According to Fitch, South Africa’s credit rating is limited by its rigid fiscal structure, which constrains efforts to reduce the deficit. However, the country benefits from a favourable debt structure with long maturities, mostly local-currency-denominated debt, strong institutions, and a credible monetary policy framework.

Fitch forecasts real GDP growth of just 0.9% in 2024, rising modestly to 1.5% in 2025 and 1.3% in 2026. This is considerably below the ‘BB’ median forecast of 3.2% in 2024 and over 3% in subsequent years. The country’s growth is hampered by deep-rooted structural issues, including inequality, poverty, unemployment, and weak investment, despite favourable demographics. The logistics sector continues to struggle, and electricity shortages, though expected to ease, remain a concern.

The South African government has been working on reforms under the Operation Vulindlela initiative, launched in 2020, which aims to modernize critical sectors like electricity, water, and transport. Fitch believes these reforms, led by the African National Congress (ANC) as the largest party in the government of national unity, will help boost growth but are unlikely to significantly alter the country’s low growth potential, currently estimated at 1%.

Fitch expects short-term political stability after the May 2024 general elections but warns that risks remain. Issues such as foreign policy, social grants, and national health insurance could become contentious, especially against the backdrop of the country’s extreme social inequality.

In terms of fiscal performance, Fitch forecasts a consolidated fiscal deficit of 4.7% for the fiscal year ending March 2025, largely unchanged from the 4.8% recorded in 2023. The agency predicts a gradual reduction in the deficit to 4.2% in 2025 and 4.0% in 2026, driven by a moderation in public service and transfer expenditures.
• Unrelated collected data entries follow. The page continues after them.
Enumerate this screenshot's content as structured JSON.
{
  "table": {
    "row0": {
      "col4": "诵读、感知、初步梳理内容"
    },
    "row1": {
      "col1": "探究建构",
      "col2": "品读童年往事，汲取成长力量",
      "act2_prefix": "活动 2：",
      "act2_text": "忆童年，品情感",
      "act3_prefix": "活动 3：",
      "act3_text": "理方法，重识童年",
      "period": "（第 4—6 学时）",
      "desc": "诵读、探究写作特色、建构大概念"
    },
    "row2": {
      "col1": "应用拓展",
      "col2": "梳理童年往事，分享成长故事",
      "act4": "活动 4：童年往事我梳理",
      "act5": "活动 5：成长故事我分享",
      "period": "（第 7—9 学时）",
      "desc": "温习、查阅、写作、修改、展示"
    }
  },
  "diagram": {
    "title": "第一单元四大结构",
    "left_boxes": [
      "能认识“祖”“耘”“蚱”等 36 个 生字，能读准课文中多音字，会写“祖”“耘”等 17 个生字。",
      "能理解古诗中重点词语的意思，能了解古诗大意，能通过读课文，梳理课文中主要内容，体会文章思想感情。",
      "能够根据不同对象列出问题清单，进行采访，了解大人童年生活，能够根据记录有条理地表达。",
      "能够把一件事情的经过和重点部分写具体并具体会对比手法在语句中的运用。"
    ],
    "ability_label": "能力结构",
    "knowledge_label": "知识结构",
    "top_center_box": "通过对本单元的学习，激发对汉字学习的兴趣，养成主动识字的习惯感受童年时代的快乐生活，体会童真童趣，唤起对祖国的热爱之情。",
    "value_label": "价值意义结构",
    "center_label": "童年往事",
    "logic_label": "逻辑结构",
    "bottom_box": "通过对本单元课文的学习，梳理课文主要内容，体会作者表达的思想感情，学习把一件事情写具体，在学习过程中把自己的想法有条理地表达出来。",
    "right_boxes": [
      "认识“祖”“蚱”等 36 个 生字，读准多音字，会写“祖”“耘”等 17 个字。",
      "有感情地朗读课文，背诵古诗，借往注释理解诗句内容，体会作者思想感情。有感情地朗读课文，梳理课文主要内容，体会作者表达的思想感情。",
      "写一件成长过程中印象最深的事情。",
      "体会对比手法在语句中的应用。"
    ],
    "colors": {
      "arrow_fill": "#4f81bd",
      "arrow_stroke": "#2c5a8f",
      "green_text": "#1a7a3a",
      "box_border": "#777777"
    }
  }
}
The South African government’s debt is projected to continue rising, reaching 76% of GDP in 2024 and peaking at 78% in 2026, well above the ‘BB’ median of 55%. Fitch noted that the government’s plan to withdraw ZAR150 billion from the Gold and Foreign Exchange Contingency Reserve Account (GFECRA) over FY24-FY26 has slowed the pace of debt accumulation but will not prevent debt from increasing over the medium term.

South Africa’s contingent liabilities remain substantial, with ZAR629.6 billion in government guarantees to public institutions, independent power producers, and public-private partnerships. The state-owned logistics company Transnet continues to face significant operational challenges, including theft, vandalism, and underinvestment. While a recovery plan announced in late 2023 has led to slight improvements, the company remains financially strained, with a net loss of ZAR7.3 billion, and is expected to require further government support.

Inflation has moderated, easing to 4.6% in July 2024, close to the middle of the South African Reserve Bank’s target range. Fitch forecasts inflation will decline further, reaching 4.5% by the end of 2024 and 4.0% in 2025 and 2026. The central bank has also hinted at a shift towards a point target of 3% inflation, with potential for interest rate cuts once this target is formally adopted, likely by early 2025.

Fitch also forecasts that South Africa’s current account deficit will widen to 2.4% of GDP in 2024, from 1.6% in 2023, and stabilize at 2.6% over the following two years. The relaxation of energy constraints and lower policy uncertainty is expected to drive stronger domestic demand, contributing to the deficit.

However, Fitch noted that the South African rand’s liquidity, the strong domestic fund-management industry, and the low share of foreign-currency-denominated debt all help protect the country from external shocks, reinforcing its ability to manage economic challenges.